Tommaso Labranca
Il Piccolo Isolazionista
Prolegomeni a una metafisica della periferia
Castelvecchi Editore, 2006, pagg. 236, € 13,00
Il Piccolo Isolazionista o dei prolegomeni a una metafisica della periferia. Detto così, sembra tutto alchemico o arduo od oscuro. Il panorama mentale si rischiara improvvisamente, pur nelle brume notturne e autunnali, una volta che si è a bordo del pullman che vagherà fra tangenziali e periferia urbana. Tommaso Labranca, con il suo editore Alberto Castelvecchi, ha deciso di presentare in una maniera del tutto originale il suo ultimo libro, Il Piccolo Isolazionista: un reading tour, su un bus, negli esterni meandri della metropoli addormentata e nella loro muta “monumentalità”, fra le luci ora soffuse e diffuse ora potenti e violente dell’hinterland e dintorni, fra cantieri, semafori, binari, capannoni, cattedrali dell’industria e della produzione, all’ombra dei palazzi dormitorio della working class, stranite commistioni di cose e anime.
Dolente e suadente la voce di Labranca ripercorre i suoi itinerari, annosi, per vie abbandonate o anonime, nelle ore del silenzio, su nastri d’asfalto diversi e tutti uguali, dai dechirichiani ambienti aerei, sospesi, oltre il postmoderno, della Bicocca, alla vela di vetro e acciaio di Fuksas, dall’inceneritore alla sfilata di autogrill e centri commerciali, sino ai torreggianti edifici di QT8. Il ritorno, a chiudere il ciclo, nell’emblematica e fantasmatica piazza del Calendario.
«Guardate fuori– si rivolge l’autore, con malinconica e disperata ironia, ai giornalisti che porta a spasso – guardate gli scenari che mi hanno ispirato in questi quattro anni di visite. Non bisogna conoscere i nomi delle strade. Sono partito dal presupposto che tutte queste strade si somiglino. Ogni periferia è trasportabile e smontabile».
Dal capitolo 087 del libro... «Mi piace starmene qui sull’anello più esterno di Saturno a inebriarmi di gas di scarico, a cercare ispirazione nelle luci industriali, angosciato dal tempo che butto via, dalle pressioni di chi si aspetta qualcosa da me nei termini previsti. Mi trovo a mio agio soprattutto quando vedo il cielo che inizia a oscurarsi. In fondo l’unico diritto che mi arrogo è quello di rinchiudermi in un mondo fatto di crepuscoli, di suoni elettronici e di assenze umane». Un libro-diario, un libro, senza l’arroganza d’esserlo, filosofico. Amaro e sarcastico. Ogni capitolo, che si può decontestualizzare e leggere a sé, è un flash di meditazioni sbattute in faccia, beffardo, impietoso e, nella sua provvisorietà, definitivo: della pienezza del vuoto.

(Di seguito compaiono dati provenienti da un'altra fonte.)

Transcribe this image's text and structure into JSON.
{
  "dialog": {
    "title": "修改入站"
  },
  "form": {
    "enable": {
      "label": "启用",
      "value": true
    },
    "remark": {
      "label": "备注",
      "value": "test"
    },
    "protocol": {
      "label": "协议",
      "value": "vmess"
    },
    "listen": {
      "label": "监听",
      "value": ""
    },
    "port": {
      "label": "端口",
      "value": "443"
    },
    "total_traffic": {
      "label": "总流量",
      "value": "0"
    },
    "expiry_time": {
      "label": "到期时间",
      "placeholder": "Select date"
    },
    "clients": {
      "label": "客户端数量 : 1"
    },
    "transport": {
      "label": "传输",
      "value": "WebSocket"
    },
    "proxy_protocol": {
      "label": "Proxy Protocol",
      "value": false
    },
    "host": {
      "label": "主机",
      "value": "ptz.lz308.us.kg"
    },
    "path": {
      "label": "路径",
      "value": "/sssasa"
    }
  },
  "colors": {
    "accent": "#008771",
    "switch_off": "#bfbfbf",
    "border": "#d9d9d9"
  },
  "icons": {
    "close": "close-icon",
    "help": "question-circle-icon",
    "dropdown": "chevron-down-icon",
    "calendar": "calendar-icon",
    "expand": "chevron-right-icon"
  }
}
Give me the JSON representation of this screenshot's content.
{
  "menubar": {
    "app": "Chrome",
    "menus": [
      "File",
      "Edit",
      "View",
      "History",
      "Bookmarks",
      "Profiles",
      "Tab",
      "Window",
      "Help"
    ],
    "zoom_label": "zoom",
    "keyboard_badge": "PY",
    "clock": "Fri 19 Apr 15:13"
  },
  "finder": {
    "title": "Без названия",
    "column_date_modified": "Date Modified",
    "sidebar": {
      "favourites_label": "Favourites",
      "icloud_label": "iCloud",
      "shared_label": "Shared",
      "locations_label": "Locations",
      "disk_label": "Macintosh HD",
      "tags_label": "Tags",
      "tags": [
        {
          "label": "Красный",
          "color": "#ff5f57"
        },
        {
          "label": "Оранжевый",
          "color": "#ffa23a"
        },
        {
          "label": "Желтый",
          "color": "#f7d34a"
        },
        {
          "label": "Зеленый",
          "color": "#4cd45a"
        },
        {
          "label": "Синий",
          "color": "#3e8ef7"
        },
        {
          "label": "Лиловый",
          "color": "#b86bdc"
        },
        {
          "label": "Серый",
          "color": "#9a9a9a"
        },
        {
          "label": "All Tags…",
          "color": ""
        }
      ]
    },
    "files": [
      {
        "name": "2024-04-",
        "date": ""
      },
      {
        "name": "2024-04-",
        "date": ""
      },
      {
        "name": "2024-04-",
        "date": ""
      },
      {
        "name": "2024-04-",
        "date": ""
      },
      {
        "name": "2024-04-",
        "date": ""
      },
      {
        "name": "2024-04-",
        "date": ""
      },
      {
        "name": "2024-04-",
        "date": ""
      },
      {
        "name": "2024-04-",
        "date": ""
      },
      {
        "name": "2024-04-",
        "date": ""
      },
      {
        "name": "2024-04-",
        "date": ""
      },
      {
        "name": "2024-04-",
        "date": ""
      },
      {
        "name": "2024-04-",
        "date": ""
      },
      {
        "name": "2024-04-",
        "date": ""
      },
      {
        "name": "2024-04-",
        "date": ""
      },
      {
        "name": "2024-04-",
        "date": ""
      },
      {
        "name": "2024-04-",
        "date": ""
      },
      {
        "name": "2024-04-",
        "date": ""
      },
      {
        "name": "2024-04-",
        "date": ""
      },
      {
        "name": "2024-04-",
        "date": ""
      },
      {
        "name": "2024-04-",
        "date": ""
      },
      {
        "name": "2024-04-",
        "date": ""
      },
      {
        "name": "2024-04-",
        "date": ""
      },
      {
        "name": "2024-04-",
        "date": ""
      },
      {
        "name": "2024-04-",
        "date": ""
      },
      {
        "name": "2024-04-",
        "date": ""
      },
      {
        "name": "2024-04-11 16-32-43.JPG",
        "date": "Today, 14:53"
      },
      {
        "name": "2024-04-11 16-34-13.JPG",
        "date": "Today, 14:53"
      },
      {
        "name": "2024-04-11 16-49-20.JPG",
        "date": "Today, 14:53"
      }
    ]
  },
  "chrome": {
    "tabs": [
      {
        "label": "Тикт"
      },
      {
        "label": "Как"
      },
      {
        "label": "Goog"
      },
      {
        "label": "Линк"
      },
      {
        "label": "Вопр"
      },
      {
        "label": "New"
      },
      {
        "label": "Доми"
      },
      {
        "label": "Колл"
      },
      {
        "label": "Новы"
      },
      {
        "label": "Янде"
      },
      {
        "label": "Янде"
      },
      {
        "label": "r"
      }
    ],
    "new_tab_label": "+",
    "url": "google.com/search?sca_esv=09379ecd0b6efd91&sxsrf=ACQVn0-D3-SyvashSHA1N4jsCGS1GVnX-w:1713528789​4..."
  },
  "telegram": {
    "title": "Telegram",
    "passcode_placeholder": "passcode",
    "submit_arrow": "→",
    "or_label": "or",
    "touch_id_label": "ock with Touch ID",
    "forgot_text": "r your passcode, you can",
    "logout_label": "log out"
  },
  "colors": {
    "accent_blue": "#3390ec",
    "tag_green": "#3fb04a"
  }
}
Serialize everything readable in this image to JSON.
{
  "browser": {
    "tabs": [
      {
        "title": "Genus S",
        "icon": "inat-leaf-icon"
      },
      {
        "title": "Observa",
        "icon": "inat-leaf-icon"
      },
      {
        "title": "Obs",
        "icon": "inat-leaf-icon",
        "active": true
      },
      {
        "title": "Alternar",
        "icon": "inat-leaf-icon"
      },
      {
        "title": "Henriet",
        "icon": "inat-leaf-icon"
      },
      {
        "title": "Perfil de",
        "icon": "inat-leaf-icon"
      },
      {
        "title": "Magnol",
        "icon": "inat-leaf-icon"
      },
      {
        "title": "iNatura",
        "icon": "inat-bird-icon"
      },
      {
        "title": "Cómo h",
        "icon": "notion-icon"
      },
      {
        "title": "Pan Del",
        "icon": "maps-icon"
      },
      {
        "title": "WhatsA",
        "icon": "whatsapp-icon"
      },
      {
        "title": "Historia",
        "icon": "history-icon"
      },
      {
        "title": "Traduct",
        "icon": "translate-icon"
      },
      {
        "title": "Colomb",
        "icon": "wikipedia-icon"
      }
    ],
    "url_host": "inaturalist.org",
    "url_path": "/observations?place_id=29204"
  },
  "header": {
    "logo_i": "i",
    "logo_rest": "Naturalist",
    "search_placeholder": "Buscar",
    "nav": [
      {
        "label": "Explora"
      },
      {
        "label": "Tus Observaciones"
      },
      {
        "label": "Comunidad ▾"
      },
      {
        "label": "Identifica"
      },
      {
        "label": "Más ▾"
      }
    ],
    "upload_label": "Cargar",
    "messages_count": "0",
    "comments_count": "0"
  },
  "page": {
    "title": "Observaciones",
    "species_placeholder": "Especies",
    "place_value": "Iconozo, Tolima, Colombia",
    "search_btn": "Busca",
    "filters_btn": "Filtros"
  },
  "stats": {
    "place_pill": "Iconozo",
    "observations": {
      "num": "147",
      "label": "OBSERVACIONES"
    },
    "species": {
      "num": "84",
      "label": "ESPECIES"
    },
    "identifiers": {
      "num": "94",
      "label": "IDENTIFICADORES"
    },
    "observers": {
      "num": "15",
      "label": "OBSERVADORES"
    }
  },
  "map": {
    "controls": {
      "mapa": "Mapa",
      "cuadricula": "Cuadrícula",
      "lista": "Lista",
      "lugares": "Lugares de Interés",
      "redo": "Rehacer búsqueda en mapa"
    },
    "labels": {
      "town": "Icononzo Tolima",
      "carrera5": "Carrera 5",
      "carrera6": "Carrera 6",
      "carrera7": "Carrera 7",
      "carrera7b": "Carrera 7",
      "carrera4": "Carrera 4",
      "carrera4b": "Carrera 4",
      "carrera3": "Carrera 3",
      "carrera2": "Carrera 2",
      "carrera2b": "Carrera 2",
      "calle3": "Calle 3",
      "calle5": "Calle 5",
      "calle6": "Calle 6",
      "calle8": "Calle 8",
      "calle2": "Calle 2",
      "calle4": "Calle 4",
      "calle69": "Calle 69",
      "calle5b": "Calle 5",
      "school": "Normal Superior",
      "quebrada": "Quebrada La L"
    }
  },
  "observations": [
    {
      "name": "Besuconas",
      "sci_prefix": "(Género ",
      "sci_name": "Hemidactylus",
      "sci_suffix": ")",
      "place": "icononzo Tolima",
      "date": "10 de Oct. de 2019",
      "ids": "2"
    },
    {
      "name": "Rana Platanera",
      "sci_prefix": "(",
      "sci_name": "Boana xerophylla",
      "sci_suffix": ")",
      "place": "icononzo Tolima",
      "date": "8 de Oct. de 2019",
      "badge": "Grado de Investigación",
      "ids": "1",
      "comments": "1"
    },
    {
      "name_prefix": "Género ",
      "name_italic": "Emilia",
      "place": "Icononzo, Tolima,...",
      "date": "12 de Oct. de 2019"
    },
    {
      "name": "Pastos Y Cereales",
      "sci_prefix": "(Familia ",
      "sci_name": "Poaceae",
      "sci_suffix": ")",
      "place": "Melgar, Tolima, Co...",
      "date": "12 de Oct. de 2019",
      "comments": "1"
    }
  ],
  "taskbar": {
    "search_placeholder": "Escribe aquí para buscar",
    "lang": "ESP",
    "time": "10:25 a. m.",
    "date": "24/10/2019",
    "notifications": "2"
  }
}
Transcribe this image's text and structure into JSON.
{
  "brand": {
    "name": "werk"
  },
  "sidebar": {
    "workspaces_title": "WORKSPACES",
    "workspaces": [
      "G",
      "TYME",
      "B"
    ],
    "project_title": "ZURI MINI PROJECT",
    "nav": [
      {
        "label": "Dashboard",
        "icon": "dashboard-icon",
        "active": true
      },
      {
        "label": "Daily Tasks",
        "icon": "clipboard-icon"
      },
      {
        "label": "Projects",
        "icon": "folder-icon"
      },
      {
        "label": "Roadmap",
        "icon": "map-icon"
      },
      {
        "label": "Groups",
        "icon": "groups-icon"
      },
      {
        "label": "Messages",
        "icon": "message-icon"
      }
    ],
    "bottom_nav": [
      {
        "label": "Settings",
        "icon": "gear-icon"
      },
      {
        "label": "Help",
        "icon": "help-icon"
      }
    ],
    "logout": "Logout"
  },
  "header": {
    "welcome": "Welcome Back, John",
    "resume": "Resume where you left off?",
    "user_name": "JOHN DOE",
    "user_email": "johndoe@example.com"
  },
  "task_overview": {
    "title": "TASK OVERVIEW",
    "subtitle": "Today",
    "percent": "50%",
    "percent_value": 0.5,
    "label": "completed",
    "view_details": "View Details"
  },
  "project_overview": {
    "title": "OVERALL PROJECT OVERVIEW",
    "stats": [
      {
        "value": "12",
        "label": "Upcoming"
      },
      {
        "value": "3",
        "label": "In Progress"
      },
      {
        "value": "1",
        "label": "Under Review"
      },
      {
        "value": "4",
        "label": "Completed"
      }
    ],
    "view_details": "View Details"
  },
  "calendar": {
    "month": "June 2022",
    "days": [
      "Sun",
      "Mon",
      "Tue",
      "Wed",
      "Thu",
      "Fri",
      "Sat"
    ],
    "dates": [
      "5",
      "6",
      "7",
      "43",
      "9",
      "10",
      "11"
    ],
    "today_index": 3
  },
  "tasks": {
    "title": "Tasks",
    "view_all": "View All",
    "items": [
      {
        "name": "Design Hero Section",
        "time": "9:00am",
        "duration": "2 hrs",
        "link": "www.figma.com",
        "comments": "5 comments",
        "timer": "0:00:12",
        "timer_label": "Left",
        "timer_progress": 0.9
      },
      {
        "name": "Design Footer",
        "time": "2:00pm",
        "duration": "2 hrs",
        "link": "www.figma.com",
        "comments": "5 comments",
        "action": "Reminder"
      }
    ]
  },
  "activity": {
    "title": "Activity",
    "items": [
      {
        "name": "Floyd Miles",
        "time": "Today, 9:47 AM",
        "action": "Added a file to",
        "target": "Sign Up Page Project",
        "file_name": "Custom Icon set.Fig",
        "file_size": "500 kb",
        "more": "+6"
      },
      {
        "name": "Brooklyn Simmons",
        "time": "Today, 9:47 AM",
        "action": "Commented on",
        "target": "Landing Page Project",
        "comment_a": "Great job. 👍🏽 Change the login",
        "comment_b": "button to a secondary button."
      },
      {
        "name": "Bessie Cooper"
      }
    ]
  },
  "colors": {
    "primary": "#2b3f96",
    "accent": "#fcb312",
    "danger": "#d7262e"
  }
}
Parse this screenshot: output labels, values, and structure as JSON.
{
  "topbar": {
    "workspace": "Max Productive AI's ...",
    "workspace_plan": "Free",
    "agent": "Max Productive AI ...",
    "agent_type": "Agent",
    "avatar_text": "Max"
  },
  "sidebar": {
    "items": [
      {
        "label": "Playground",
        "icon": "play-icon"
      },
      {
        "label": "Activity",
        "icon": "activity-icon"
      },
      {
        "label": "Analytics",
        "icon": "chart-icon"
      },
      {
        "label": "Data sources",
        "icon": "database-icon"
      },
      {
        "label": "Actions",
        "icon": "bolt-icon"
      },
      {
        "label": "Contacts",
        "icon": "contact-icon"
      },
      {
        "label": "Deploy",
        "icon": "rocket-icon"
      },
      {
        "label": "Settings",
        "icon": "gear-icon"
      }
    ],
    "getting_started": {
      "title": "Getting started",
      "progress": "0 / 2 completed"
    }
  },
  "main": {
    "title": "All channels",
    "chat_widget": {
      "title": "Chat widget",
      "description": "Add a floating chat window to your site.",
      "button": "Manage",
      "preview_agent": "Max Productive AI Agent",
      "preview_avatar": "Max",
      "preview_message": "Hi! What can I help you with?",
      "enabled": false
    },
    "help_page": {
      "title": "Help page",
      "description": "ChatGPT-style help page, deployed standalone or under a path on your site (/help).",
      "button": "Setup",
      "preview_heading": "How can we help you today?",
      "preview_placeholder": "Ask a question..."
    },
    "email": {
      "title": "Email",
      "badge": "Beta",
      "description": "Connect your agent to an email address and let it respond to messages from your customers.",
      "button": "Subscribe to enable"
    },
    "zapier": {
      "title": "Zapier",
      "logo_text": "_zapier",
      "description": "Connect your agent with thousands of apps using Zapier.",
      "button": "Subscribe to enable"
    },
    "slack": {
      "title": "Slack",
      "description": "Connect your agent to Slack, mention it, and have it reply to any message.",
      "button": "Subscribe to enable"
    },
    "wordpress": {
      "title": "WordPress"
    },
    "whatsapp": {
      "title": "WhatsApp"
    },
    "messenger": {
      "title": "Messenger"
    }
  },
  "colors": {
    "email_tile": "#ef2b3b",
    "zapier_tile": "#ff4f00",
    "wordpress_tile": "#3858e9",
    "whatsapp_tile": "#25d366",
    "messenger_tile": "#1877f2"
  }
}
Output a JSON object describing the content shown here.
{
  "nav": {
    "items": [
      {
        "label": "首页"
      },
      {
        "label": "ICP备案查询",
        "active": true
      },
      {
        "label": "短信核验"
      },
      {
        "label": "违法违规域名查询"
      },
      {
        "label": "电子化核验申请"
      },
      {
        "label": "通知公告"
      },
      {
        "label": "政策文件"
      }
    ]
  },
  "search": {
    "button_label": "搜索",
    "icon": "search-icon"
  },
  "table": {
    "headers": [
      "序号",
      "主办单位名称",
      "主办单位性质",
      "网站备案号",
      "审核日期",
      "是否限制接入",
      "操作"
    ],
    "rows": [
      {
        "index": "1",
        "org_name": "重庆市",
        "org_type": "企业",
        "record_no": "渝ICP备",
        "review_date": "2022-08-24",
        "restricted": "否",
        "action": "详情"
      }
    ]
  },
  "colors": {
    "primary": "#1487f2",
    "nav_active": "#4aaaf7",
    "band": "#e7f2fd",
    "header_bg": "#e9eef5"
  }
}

Il Piccolo Isolazionista, alter ego dello scrittore, dietro i vetri protettivi dell’autovettura, al ritmo del suo personalissimo soundtrack – esemplare l’ossessivo Autobahn dei Kraftwerk, cui sono dedicate due pagine – osserva come da un oblò questo mondo e riflette sulla propria alienità, sull’inutilità dei nostri ruoli: «Dopo una vita passata a voler rapportarmi con gli altri e ad essere stato ai margini, ora che ai margini ci sto bene, perché accusarmi di snobismo? Mi fa male che mi diano dello snob, molto più male dell’essere ai margini».
Non bisogna commettere tuttavia l’errore di ritenere questo libro un’autobiografia. È qualcosa di più. Un libro di denuncia? Neppure. «Che cosa muove il mio libro? Nulla. Io invidio chi scrive qualcosa d’impegnato, che resti, come ha fatto Saviano con Gomorra. Ma dobbiamo prendere atto del fatto che ci sono persone che non hanno da scrivere che i propri problemi. Il Piccolo Isolazionista è uno spettatore, non un attore». Eppure l’inchiostro versato da Labranca non è un manifesto di neonichilismo. Semmai, coraggioso. Sui limiti della condizione umana.
Eppure questo sentirsi inadeguati o campioni della scrittura inutile, sprigiona, con la consapevolezza, una forza inusitata, stordente e avvolgente, come questo viaggio-non viaggio su un pullman noleggiato. Dalla periferia della metropoli lo sguardo può vagare verso più vasti orizzonti. Come lo spirito oltre qualsiasi barriera o confine.